The Early Modern period in Irish archaeology, which spans the 16th to 18th centuries, is marked by significant cultural and economic shifts. During this period, England dominated Ireland, and the country underwent significant change, including the growth of towns, the expansion of trade, and the spread of new ideas and religions. Urban settlements, fortifications, and historic landscapes are examples of archaeological evidence from this time period.

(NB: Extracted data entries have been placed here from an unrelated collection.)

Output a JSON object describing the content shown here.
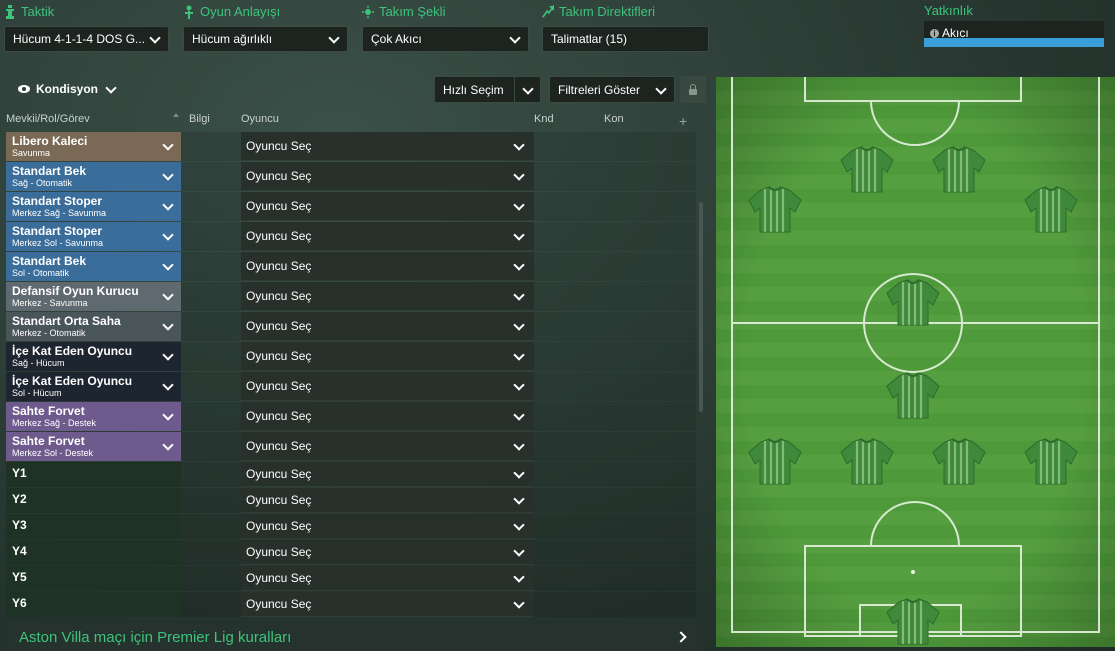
{
  "colors": {
    "accent_green": "#3dc37c",
    "fluidity_bar": "#3a9fd9",
    "role_goalkeeper": "#7a6a55",
    "role_defence": "#3a6d9a",
    "role_midfield_grey": "#5e6a6f",
    "role_midfield_dark": "#4a555a",
    "role_attack_dark": "#1d2530",
    "role_forward_purple": "#6f5a8e"
  },
  "topbar": {
    "taktik": {
      "label": "Taktik",
      "icon": "tactic-icon",
      "value": "Hücum 4-1-1-4 DOS G..."
    },
    "oyun_anlayisi": {
      "label": "Oyun Anlayışı",
      "icon": "mentality-icon",
      "value": "Hücum ağırlıklı"
    },
    "takim_sekli": {
      "label": "Takım Şekli",
      "icon": "team-shape-icon",
      "value": "Çok Akıcı"
    },
    "direktifler": {
      "label": "Takım Direktifleri",
      "icon": "instructions-icon",
      "value": "Talimatlar (15)"
    },
    "yatkinlik": {
      "label": "Yatkınlık",
      "value": "Akıcı",
      "level_percent": 100
    }
  },
  "toolbar": {
    "kondisyon": "Kondisyon",
    "hizli_secim": "Hızlı Seçim",
    "filtreler": "Filtreleri Göster"
  },
  "columns": {
    "mevkii": "Mevkii/Rol/Görev",
    "bilgi": "Bilgi",
    "oyuncu": "Oyuncu",
    "knd": "Knd",
    "kon": "Kon"
  },
  "rows": [
    {
      "name": "Libero Kaleci",
      "sub": "Savunma",
      "group": "gk",
      "player": "Oyuncu Seç"
    },
    {
      "name": "Standart Bek",
      "sub": "Sağ - Otomatik",
      "group": "def",
      "player": "Oyuncu Seç"
    },
    {
      "name": "Standart Stoper",
      "sub": "Merkez Sağ - Savunma",
      "group": "def",
      "player": "Oyuncu Seç"
    },
    {
      "name": "Standart Stoper",
      "sub": "Merkez Sol - Savunma",
      "group": "def",
      "player": "Oyuncu Seç"
    },
    {
      "name": "Standart Bek",
      "sub": "Sol - Otomatik",
      "group": "def",
      "player": "Oyuncu Seç"
    },
    {
      "name": "Defansif Oyun Kurucu",
      "sub": "Merkez - Savunma",
      "group": "dm",
      "player": "Oyuncu Seç"
    },
    {
      "name": "Standart Orta Saha",
      "sub": "Merkez - Otomatik",
      "group": "mid",
      "player": "Oyuncu Seç"
    },
    {
      "name": "İçe Kat Eden Oyuncu",
      "sub": "Sağ - Hücum",
      "group": "att",
      "player": "Oyuncu Seç"
    },
    {
      "name": "İçe Kat Eden Oyuncu",
      "sub": "Sol - Hücum",
      "group": "att",
      "player": "Oyuncu Seç"
    },
    {
      "name": "Sahte Forvet",
      "sub": "Merkez Sağ - Destek",
      "group": "fwd",
      "player": "Oyuncu Seç"
    },
    {
      "name": "Sahte Forvet",
      "sub": "Merkez Sol - Destek",
      "group": "fwd",
      "player": "Oyuncu Seç"
    },
    {
      "name": "Y1",
      "sub": "",
      "group": "sub",
      "player": "Oyuncu Seç"
    },
    {
      "name": "Y2",
      "sub": "",
      "group": "sub",
      "player": "Oyuncu Seç"
    },
    {
      "name": "Y3",
      "sub": "",
      "group": "sub",
      "player": "Oyuncu Seç"
    },
    {
      "name": "Y4",
      "sub": "",
      "group": "sub",
      "player": "Oyuncu Seç"
    },
    {
      "name": "Y5",
      "sub": "",
      "group": "sub",
      "player": "Oyuncu Seç"
    },
    {
      "name": "Y6",
      "sub": "",
      "group": "sub",
      "player": "Oyuncu Seç"
    }
  ],
  "footer": {
    "text": "Aston Villa maçı için Premier Lig kuralları"
  }
}
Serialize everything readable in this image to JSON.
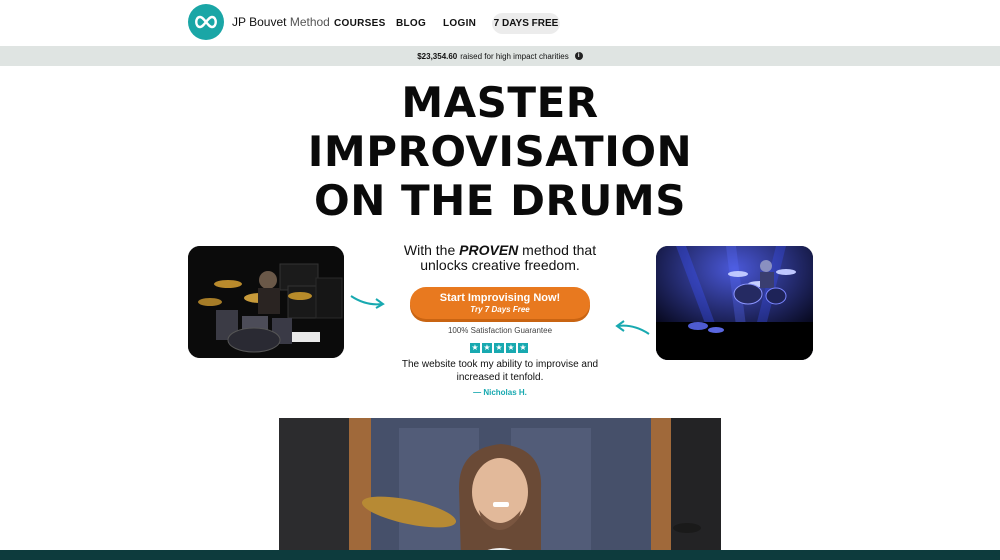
{
  "header": {
    "brand_name": "JP Bouvet",
    "brand_suffix": "Method",
    "nav": [
      {
        "label": "COURSES"
      },
      {
        "label": "BLOG"
      },
      {
        "label": "LOGIN"
      }
    ],
    "cta_label": "7 DAYS FREE"
  },
  "charity_bar": {
    "amount": "$23,354.60",
    "text": "raised for high impact charities"
  },
  "hero": {
    "headline_line1": "MASTER",
    "headline_line2": "IMPROVISATION",
    "headline_line3": "ON THE DRUMS",
    "sub_prefix": "With the ",
    "sub_emphasis": "PROVEN",
    "sub_suffix": " method that unlocks creative freedom.",
    "cta_line1": "Start Improvising Now!",
    "cta_line2": "Try 7 Days Free",
    "guarantee": "100% Satisfaction Guarantee",
    "rating_stars": 5,
    "testimonial": "The website took my ability to improvise and increased it tenfold.",
    "testimonial_author": "— Nicholas H."
  },
  "colors": {
    "accent_teal": "#18a9b0",
    "cta_orange": "#e8791f",
    "charity_bar_bg": "#dfe4e2"
  },
  "icons": {
    "logo": "infinity-logo-icon",
    "info": "info-icon",
    "star": "star-icon",
    "arrow": "curved-arrow-icon"
  }
}
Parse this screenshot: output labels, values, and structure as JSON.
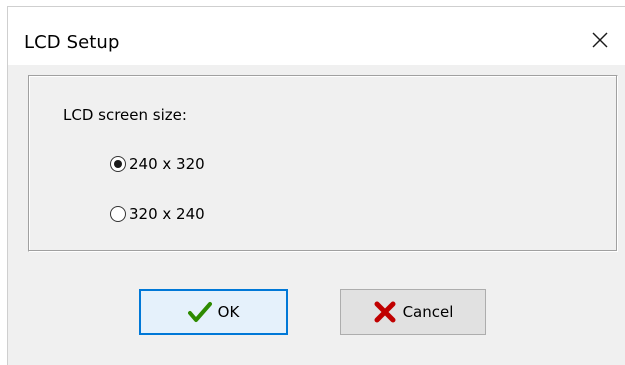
{
  "window": {
    "title": "LCD Setup"
  },
  "group": {
    "label": "LCD screen size:"
  },
  "options": [
    {
      "label": "240 x 320",
      "selected": true
    },
    {
      "label": "320 x 240",
      "selected": false
    }
  ],
  "buttons": {
    "ok_label": "OK",
    "cancel_label": "Cancel"
  },
  "icons": {
    "close": "close-icon",
    "ok": "checkmark-icon",
    "cancel": "cancel-x-icon"
  },
  "colors": {
    "dialog_bg": "#f0f0f0",
    "focus_border": "#0078d7",
    "ok_check": "#2e8b00",
    "cancel_x": "#c00000"
  }
}
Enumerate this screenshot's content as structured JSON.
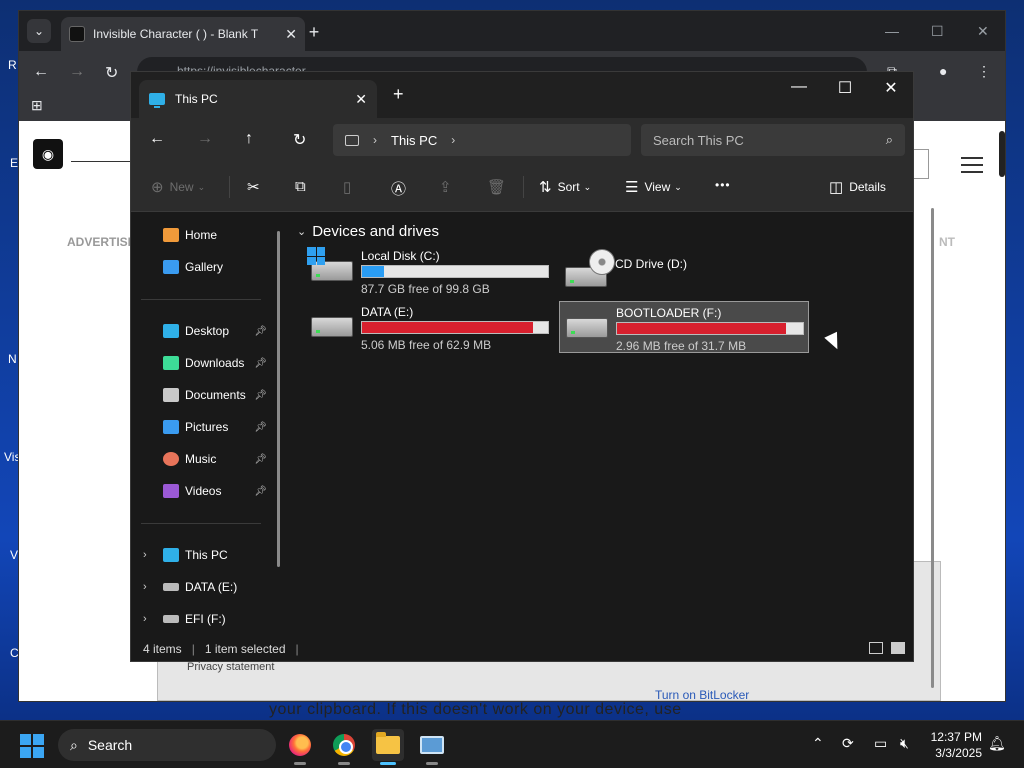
{
  "desktop": {
    "letters": [
      "R",
      "E",
      "N",
      "Vis",
      "V",
      "C"
    ]
  },
  "browser": {
    "tab_title": "Invisible Character (     ) - Blank T",
    "address_text": "https://invisiblecharacter...",
    "advertisement_label": "ADVERTISE",
    "advertisement_label_right": "NT",
    "privacy": "Privacy statement",
    "bitlocker_link": "Turn on BitLocker",
    "bottom_text": "your clipboard. If this doesn't work on your device, use"
  },
  "explorer": {
    "tab_title": "This PC",
    "address": {
      "location": "This PC"
    },
    "search_placeholder": "Search This PC",
    "commands": {
      "new": "New",
      "sort": "Sort",
      "view": "View",
      "more": "•••",
      "details": "Details"
    },
    "nav": {
      "home": "Home",
      "gallery": "Gallery",
      "quick_access": [
        {
          "label": "Desktop",
          "icon": "desktop-icon",
          "color": "#2fb0e8"
        },
        {
          "label": "Downloads",
          "icon": "downloads-icon",
          "color": "#3ddc97"
        },
        {
          "label": "Documents",
          "icon": "documents-icon",
          "color": "#c9c9c9"
        },
        {
          "label": "Pictures",
          "icon": "pictures-icon",
          "color": "#3a9bf0"
        },
        {
          "label": "Music",
          "icon": "music-icon",
          "color": "#e8745a"
        },
        {
          "label": "Videos",
          "icon": "videos-icon",
          "color": "#9b59d6"
        }
      ],
      "this_pc": "This PC",
      "data_drive": "DATA (E:)",
      "efi_drive": "EFI (F:)"
    },
    "group_title": "Devices and drives",
    "drives": [
      {
        "name": "Local Disk (C:)",
        "free": "87.7 GB free of 99.8 GB",
        "used_fraction": 0.12,
        "bar_color": "#2a9df4",
        "icon": "windows-drive-icon"
      },
      {
        "name": "CD Drive (D:)",
        "free": "",
        "used_fraction": 0,
        "bar_color": "",
        "icon": "cd-drive-icon"
      },
      {
        "name": "DATA (E:)",
        "free": "5.06 MB free of 62.9 MB",
        "used_fraction": 0.92,
        "bar_color": "#d8202e",
        "icon": "drive-icon"
      },
      {
        "name": "BOOTLOADER (F:)",
        "free": "2.96 MB free of 31.7 MB",
        "used_fraction": 0.91,
        "bar_color": "#d8202e",
        "icon": "drive-icon"
      }
    ],
    "status": {
      "items": "4 items",
      "selected": "1 item selected"
    }
  },
  "taskbar": {
    "search": "Search",
    "time": "12:37 PM",
    "date": "3/3/2025"
  }
}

The growth of towns and cities, such as Dublin and Cork, is a defining characteristic of the Early Modern period in Ireland. Archaeologists have unearthed evidence of these urban settlements, including street plans, residential and industrial structures, and marketplaces. These discoveries have yielded important insights into the social, economic, and cultural life of early-modern Ireland.

The expansion of trade and commerce is another defining characteristic of the early modern era. The expansion of maritime commerce prompted the establishment of ports and harbors along the Irish coast. Shipwrecks, harbors, and wharves have been unearthed by archaeologists as evidence of maritime activities of the period. These discoveries have illuminated Ireland’s role in the transatlantic economy and the global exchange of goods and ideas.

Early modernity was also characterized by the proliferation of new ideas and religions. During this time period, Protestantism spread and the Church of Ireland grew in Ireland. Catholics and Protestants vied for control of the country during this period of religious conflict. Archaeologists have examined the physical evidence of this religious conflict, such as the ruins of churches, monasteries, and fortifications.